Bookmark and Sharelindsay-mackie2Lindsay Mackie is a consultant at nef. She is leading nef’s post office campaign and works on Clone Town and Ghost Town Britain.

I’ve always been keen on scanning the skies for new forms of avian life. And as I twitch with other bird watchers, I’ve registered the dark and looming shape of the deficit hawk.

This creature  seems to be a bit picky about what it will devour. It swoops hungrily on some prey and whimsically leaves other, fleshy and well padded beasts well alone. It seems to be concentrating its attentions on our publicly owned pastures, leaving the private estates well alone.

Enough with the metaphor. What is happening is that the response to the financial crisis is being dictated by those, in Government and outside it, who believe that the words ‘bloated’ and ‘public sector’ belong together and that the crisis cannot be resolved without first cutting back – 20 % is being mooted – on our public sector. The deficit hawks are currently in control of the skies.
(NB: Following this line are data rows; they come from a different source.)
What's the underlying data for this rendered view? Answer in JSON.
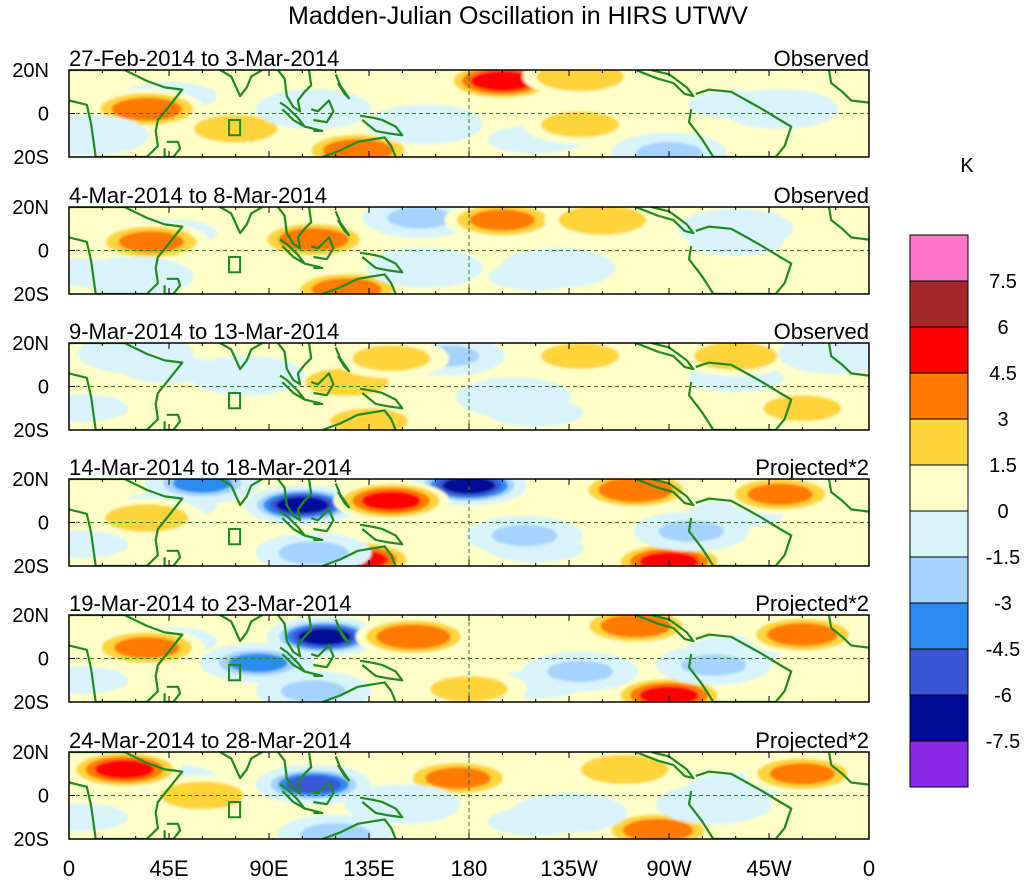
{
  "chart_data": {
    "type": "heatmap",
    "title": "Madden-Julian Oscillation in HIRS UTWV",
    "units": "K",
    "x_ticks": [
      "0",
      "45E",
      "90E",
      "135E",
      "180",
      "135W",
      "90W",
      "45W",
      "0"
    ],
    "x_tick_lon": [
      0,
      45,
      90,
      135,
      180,
      225,
      270,
      315,
      360
    ],
    "y_ticks": [
      "20N",
      "0",
      "20S"
    ],
    "y_tick_lat": [
      20,
      0,
      -20
    ],
    "xlim": [
      0,
      360
    ],
    "ylim": [
      -20,
      20
    ],
    "legend": {
      "levels": [
        "7.5",
        "6",
        "4.5",
        "3",
        "1.5",
        "0",
        "-1.5",
        "-3",
        "-4.5",
        "-6",
        "-7.5"
      ],
      "colors": [
        "#ff77c8",
        "#a42a2a",
        "#ff0000",
        "#ff7a00",
        "#ffd43a",
        "#ffffc8",
        "#d8f4fa",
        "#a6d2ff",
        "#2a8cf0",
        "#3a56d6",
        "#000a96",
        "#8a2ae8"
      ],
      "placement": "right"
    },
    "panels": [
      {
        "date_range": "27-Feb-2014 to 3-Mar-2014",
        "label": "Observed",
        "anomalies": [
          {
            "lon": 35,
            "lat": 2,
            "value": 3.5
          },
          {
            "lon": 195,
            "lat": 15,
            "value": 5
          },
          {
            "lon": 230,
            "lat": 17,
            "value": 2.5
          },
          {
            "lon": 130,
            "lat": -17,
            "value": 3.5
          },
          {
            "lon": 75,
            "lat": -7,
            "value": 2
          },
          {
            "lon": 110,
            "lat": 2,
            "value": -1.5
          },
          {
            "lon": 270,
            "lat": -18,
            "value": -3
          },
          {
            "lon": 160,
            "lat": -5,
            "value": -1.5
          },
          {
            "lon": 230,
            "lat": -5,
            "value": 1.5
          },
          {
            "lon": 320,
            "lat": 2,
            "value": -1.5
          },
          {
            "lon": 10,
            "lat": -10,
            "value": -1.5
          }
        ]
      },
      {
        "date_range": "4-Mar-2014 to 8-Mar-2014",
        "label": "Observed",
        "anomalies": [
          {
            "lon": 37,
            "lat": 4,
            "value": 3
          },
          {
            "lon": 110,
            "lat": 5,
            "value": 3.5
          },
          {
            "lon": 158,
            "lat": 15,
            "value": -3
          },
          {
            "lon": 195,
            "lat": 14,
            "value": 3
          },
          {
            "lon": 240,
            "lat": 14,
            "value": 2.5
          },
          {
            "lon": 125,
            "lat": -18,
            "value": 3.5
          },
          {
            "lon": 30,
            "lat": -12,
            "value": -1.5
          },
          {
            "lon": 160,
            "lat": -8,
            "value": -1.5
          },
          {
            "lon": 220,
            "lat": -8,
            "value": -1.5
          },
          {
            "lon": 300,
            "lat": 10,
            "value": -1.5
          }
        ]
      },
      {
        "date_range": "9-Mar-2014 to 13-Mar-2014",
        "label": "Observed",
        "anomalies": [
          {
            "lon": 125,
            "lat": 2,
            "value": 2
          },
          {
            "lon": 170,
            "lat": 14,
            "value": -3
          },
          {
            "lon": 145,
            "lat": 13,
            "value": 1.5
          },
          {
            "lon": 230,
            "lat": 14,
            "value": 1.5
          },
          {
            "lon": 300,
            "lat": 14,
            "value": 2
          },
          {
            "lon": 135,
            "lat": -16,
            "value": 1.5
          },
          {
            "lon": 30,
            "lat": 15,
            "value": -1.5
          },
          {
            "lon": 80,
            "lat": 5,
            "value": -1.5
          },
          {
            "lon": 200,
            "lat": -5,
            "value": -1.5
          },
          {
            "lon": 330,
            "lat": -10,
            "value": 1.5
          },
          {
            "lon": 345,
            "lat": 15,
            "value": -1.5
          }
        ]
      },
      {
        "date_range": "14-Mar-2014 to 18-Mar-2014",
        "label": "Projected*2",
        "anomalies": [
          {
            "lon": 105,
            "lat": 8,
            "value": -7.5
          },
          {
            "lon": 60,
            "lat": 18,
            "value": -4.5
          },
          {
            "lon": 180,
            "lat": 17,
            "value": -7.5
          },
          {
            "lon": 145,
            "lat": 10,
            "value": 4.5
          },
          {
            "lon": 255,
            "lat": 15,
            "value": 4
          },
          {
            "lon": 320,
            "lat": 13,
            "value": 3
          },
          {
            "lon": 130,
            "lat": -17,
            "value": 4.5
          },
          {
            "lon": 270,
            "lat": -18,
            "value": 4.5
          },
          {
            "lon": 35,
            "lat": 2,
            "value": 2
          },
          {
            "lon": 110,
            "lat": -14,
            "value": -3.5
          },
          {
            "lon": 205,
            "lat": -6,
            "value": -3
          },
          {
            "lon": 280,
            "lat": -4,
            "value": -3
          }
        ]
      },
      {
        "date_range": "19-Mar-2014 to 23-Mar-2014",
        "label": "Projected*2",
        "anomalies": [
          {
            "lon": 115,
            "lat": 10,
            "value": -7.5
          },
          {
            "lon": 85,
            "lat": -2,
            "value": -4.5
          },
          {
            "lon": 155,
            "lat": 10,
            "value": 4
          },
          {
            "lon": 255,
            "lat": 15,
            "value": 3.5
          },
          {
            "lon": 330,
            "lat": 11,
            "value": 3.5
          },
          {
            "lon": 35,
            "lat": 5,
            "value": 3
          },
          {
            "lon": 270,
            "lat": -17,
            "value": 4.5
          },
          {
            "lon": 110,
            "lat": -15,
            "value": -3
          },
          {
            "lon": 230,
            "lat": -6,
            "value": -3
          },
          {
            "lon": 290,
            "lat": -3,
            "value": -3
          },
          {
            "lon": 180,
            "lat": -14,
            "value": 1.5
          }
        ]
      },
      {
        "date_range": "24-Mar-2014 to 28-Mar-2014",
        "label": "Projected*2",
        "anomalies": [
          {
            "lon": 110,
            "lat": 5,
            "value": -6
          },
          {
            "lon": 25,
            "lat": 12,
            "value": 4.5
          },
          {
            "lon": 175,
            "lat": 8,
            "value": 3
          },
          {
            "lon": 250,
            "lat": 12,
            "value": 2.5
          },
          {
            "lon": 330,
            "lat": 10,
            "value": 3
          },
          {
            "lon": 60,
            "lat": 0,
            "value": 2
          },
          {
            "lon": 265,
            "lat": -16,
            "value": 3.5
          },
          {
            "lon": 120,
            "lat": -18,
            "value": -3.5
          },
          {
            "lon": 225,
            "lat": -8,
            "value": -2.5
          },
          {
            "lon": 290,
            "lat": -4,
            "value": -2
          },
          {
            "lon": 150,
            "lat": -4,
            "value": -1.5
          }
        ]
      }
    ]
  }
}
Since the banking crisis began nef has been clear that we cannot resolve our economic crisis without first reforming the banking system. We know that the banking system has decoupled over the past decade from the productive economy. That linkage has to be restored but with a banking system radically re-formed.

The Government seems to agree: Vince Cable said last week that ‘ we have a seriously dysfunctional banking system’.  And in case anyone forgets that our crisis came about through banking failure  these figures will remind them:

  • UK government support package for banks totalled £1.3 trillion
  • Combined losses of ten major international stock markets reached $9.5 trillion between the start of 2007 and 2009 , or over 10 per cent of global GDP

We now urgently need another linkage between the programme of public service cuts and the demands we must make of the banking system. These principally refer to availability of credit but also to the establishment of a Universal Banking Obligation which means that the banks offer a service to the millions of people who currently have either no bank account or who cannot get  even small amounts of credit for the kinds of economic activity that will help our economy to grow (money for training, for education, for  house maintenance, for energy saving).

Only radical reform of the UK banking and financial sector can deliver institutions capable of investment and lending that is economically and socially productive. And a concentration on cutting public spending without this reform will be disasterous for our country.